---
title: "Data Cleaning"
author: "Your name"
date: "July 11, 2017"
output: html_document
---
# "Real Property Taxes" Dataset
## Part 1
Download the "real property taxes" dataset from the website (via OpenBaltimore),
The data is located here (note you don't need to unzip it to read it into R):
http://sisbid.github.io/Module1/data/Real_Property_Taxes.csv.gz
And it is also stored in the RStudio Cloud session.
1. Read the Property Tax data into R and call it the variable `tax`
2. How many addresses pay property taxes?
3. What is the total city and state tax paid?
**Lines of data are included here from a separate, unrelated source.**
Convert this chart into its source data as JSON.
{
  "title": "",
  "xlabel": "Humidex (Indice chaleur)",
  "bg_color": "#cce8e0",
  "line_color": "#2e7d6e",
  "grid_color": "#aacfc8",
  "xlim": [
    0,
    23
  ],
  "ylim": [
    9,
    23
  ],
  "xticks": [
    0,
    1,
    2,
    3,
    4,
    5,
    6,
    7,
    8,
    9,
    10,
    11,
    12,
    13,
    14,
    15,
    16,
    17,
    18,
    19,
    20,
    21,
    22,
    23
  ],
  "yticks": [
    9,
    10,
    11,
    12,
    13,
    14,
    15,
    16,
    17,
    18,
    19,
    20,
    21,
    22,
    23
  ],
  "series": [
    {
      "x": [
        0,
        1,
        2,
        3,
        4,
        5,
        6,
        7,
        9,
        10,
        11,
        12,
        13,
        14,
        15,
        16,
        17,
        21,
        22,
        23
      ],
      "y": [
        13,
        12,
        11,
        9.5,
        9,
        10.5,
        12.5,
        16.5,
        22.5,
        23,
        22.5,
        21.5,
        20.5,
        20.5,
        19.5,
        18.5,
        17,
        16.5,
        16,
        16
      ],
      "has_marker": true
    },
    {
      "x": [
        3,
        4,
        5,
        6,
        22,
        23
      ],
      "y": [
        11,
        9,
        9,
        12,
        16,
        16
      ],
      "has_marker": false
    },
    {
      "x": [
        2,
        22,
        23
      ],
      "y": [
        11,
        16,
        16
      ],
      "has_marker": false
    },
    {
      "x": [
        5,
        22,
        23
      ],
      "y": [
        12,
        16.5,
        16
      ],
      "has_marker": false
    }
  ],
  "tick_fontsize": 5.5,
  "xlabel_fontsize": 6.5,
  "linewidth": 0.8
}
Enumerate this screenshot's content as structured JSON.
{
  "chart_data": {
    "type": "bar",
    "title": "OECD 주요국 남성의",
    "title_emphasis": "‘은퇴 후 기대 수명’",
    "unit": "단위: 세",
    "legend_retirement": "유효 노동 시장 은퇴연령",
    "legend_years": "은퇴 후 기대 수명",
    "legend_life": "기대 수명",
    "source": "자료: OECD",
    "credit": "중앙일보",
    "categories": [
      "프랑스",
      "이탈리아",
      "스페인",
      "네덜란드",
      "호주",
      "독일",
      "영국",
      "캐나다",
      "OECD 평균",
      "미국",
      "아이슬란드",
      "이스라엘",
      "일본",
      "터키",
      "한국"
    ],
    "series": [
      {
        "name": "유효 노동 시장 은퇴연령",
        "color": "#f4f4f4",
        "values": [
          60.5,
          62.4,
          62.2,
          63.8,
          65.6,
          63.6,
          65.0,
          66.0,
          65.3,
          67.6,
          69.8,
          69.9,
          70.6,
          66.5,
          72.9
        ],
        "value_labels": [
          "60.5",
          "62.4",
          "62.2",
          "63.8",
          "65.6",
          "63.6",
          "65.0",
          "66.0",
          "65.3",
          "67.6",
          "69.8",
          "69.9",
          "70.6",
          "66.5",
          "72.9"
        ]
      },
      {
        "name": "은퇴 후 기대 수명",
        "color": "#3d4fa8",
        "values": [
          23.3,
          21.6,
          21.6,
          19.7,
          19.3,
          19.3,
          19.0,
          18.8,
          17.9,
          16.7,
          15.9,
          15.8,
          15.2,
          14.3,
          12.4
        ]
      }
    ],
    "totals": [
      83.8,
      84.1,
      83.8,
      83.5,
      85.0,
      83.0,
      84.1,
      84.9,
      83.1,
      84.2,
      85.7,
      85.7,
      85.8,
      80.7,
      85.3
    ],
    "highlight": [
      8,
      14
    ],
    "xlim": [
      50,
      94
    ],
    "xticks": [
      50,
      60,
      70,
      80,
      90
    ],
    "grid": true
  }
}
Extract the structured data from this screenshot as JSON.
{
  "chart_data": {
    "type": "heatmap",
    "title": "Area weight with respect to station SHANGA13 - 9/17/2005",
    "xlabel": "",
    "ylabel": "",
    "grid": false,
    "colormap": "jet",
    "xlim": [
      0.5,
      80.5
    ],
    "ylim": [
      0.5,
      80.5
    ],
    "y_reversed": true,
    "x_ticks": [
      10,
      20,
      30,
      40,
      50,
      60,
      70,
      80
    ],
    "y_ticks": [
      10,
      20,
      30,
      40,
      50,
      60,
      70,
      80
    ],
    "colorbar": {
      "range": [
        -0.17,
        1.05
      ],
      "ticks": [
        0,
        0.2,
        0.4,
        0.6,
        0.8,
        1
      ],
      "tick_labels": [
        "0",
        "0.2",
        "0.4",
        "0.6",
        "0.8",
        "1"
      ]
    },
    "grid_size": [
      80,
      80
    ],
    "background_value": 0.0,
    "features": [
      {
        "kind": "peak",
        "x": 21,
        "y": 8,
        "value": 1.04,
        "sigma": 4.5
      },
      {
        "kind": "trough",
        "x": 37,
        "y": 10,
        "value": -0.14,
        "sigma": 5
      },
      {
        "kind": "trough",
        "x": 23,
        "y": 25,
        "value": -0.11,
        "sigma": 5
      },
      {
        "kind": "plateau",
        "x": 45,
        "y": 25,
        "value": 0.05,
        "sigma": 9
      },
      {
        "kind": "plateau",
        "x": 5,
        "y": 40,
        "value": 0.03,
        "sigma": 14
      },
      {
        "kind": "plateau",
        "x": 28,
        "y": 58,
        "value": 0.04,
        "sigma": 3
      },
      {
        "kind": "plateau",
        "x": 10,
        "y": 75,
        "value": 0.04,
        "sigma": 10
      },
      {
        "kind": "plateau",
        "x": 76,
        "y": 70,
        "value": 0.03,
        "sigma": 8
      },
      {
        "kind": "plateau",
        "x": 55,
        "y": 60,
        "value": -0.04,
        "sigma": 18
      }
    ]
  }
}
4. Subset the data to only retain those houses that are principal residences.
a) How many such houses are there?
b) Describe the distribution of property taxes on these residences. Use
hist with certain breaks or `quantile()`
5. Convert the 'lotSize' variable to a numeric square feet variable. Tips:
* Look at the data
* Assume hyphens represent inches within square foot meassuremnts
* Assume decimals within acreage measurements
* 1 acre = 43560 square feet
## Part 2
6. Using `table()` or `group_by()` and `summarize(n())` or `tally()`
a. how many observations/properties are in each ward?
b. what is the mean state tax per ward? use group_by and summarize
c. what is the maximum amount still due in each ward? different summarization (max)
d. What is the 75th percentile of city and state tax paid by Ward? (quantile)
7. Using the numeric square feet variable of the lot size:
a. Which ward has the largest average lot size?
b. Which neighborhood has the largest average lot size?